Lamun (seagrass) adalah tumbuhan tingkat tinggi (Anthophyta) yang hidup dan
tumbuh terbenam di lingkungan laut; berpembuluh, berimpang (rhizome), berakar, dan
berkembang biak secara generatif (biji) dan vegetatif. Rimpangnya merupakan batang yang
beruas-ruas yang tumbuh terbenam dan menjalar dalam substrat pasir, lumpur dan pecahan
karang. Padang Lamun (seagrass bed) adalah hamparan tumbuhan lamun yang menutupi
suatu area pesisir/laut dangkal yang dapat terbentuk oleh satu jenis lamun (monospecific) atau
lebih (mixed vegetation) dengan kerapatan tanaman yang padat (dense) sedang (medium) atau
jarang (sparse). Ekosistem lamun (seagrass ecosystem) adalah satu system (organisasi)

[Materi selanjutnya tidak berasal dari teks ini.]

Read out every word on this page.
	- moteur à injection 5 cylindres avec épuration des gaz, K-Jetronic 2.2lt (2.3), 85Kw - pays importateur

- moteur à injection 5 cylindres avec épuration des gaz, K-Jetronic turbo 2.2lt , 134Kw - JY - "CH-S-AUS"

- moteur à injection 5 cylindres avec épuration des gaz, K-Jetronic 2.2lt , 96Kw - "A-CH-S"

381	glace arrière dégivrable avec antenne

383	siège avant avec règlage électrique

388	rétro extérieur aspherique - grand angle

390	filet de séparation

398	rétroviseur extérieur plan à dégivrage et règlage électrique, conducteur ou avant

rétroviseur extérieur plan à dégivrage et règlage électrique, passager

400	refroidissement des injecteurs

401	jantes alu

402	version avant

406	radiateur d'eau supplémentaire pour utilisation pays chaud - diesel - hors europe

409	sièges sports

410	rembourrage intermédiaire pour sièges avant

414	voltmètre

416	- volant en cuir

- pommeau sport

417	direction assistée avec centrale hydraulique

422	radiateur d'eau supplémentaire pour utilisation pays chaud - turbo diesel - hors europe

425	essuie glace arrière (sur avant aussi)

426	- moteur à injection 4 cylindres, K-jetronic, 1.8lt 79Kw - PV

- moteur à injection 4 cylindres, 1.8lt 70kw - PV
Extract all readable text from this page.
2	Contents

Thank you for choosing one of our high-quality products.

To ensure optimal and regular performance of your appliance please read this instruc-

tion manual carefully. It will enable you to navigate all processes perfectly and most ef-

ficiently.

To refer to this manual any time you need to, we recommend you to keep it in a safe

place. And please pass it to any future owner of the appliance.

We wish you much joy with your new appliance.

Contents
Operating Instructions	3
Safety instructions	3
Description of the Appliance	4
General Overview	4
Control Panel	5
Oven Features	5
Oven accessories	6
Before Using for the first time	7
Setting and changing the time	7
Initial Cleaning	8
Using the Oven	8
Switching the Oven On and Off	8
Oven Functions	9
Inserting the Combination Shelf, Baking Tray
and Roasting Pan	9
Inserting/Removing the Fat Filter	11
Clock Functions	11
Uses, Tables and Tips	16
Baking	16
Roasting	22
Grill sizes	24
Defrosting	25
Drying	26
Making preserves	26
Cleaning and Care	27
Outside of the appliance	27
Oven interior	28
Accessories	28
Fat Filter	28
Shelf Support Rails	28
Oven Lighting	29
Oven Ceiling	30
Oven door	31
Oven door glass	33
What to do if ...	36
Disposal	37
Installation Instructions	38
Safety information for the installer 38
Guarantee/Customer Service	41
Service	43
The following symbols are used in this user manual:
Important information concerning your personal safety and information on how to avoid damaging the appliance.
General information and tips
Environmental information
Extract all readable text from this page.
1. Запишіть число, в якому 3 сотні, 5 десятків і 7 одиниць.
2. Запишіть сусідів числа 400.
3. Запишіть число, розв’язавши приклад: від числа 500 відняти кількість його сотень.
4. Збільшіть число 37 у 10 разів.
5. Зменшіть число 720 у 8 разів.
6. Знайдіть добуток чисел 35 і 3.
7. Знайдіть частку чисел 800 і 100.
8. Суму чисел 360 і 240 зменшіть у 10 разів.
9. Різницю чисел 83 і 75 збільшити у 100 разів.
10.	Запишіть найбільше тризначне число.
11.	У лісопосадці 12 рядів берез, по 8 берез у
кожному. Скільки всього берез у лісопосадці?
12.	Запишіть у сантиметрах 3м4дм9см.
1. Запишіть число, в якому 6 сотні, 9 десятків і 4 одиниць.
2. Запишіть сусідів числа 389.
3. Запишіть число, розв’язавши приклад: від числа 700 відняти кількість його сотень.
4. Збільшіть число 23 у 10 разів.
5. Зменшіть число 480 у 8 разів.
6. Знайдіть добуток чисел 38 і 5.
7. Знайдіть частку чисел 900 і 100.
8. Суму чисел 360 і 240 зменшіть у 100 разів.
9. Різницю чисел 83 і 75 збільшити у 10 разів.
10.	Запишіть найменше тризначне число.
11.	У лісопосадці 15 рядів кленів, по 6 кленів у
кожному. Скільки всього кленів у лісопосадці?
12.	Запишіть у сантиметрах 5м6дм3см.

ekologi padang lamun, di dalamnya terjadi hubungan timbal balik antara komponen abiotic
dan komponen biotik hewan dan tumbuhan (Sjafrie et al., 2018)
2.2.2 Karakteristik Lamun
Menurut Latuconsina (2019), karakteristik lamun adalah daun lamun terdapat
sejumlah rongga udara untuk memungkinkan akumulasi dan pendistribusian gas, juga
berfungsi sebagai buoyancy untuk selalu tegak dalam air dan tetap fleksibel terhadap gerakan
arus. Bagian akar terdapat banyak lacunae untuk memungkinkan pengaliran oksigen hasil
fotosintesis dari daun ke akar yang penting untuk respirasi akar yang selalu terbenam. Dan
memiliki system perakaran yang disertai rhizome yang salin menyilang pada dasar perairan,
menyebabkan vegetasi lamun sangat kuat menancap pada dasar perairan laut.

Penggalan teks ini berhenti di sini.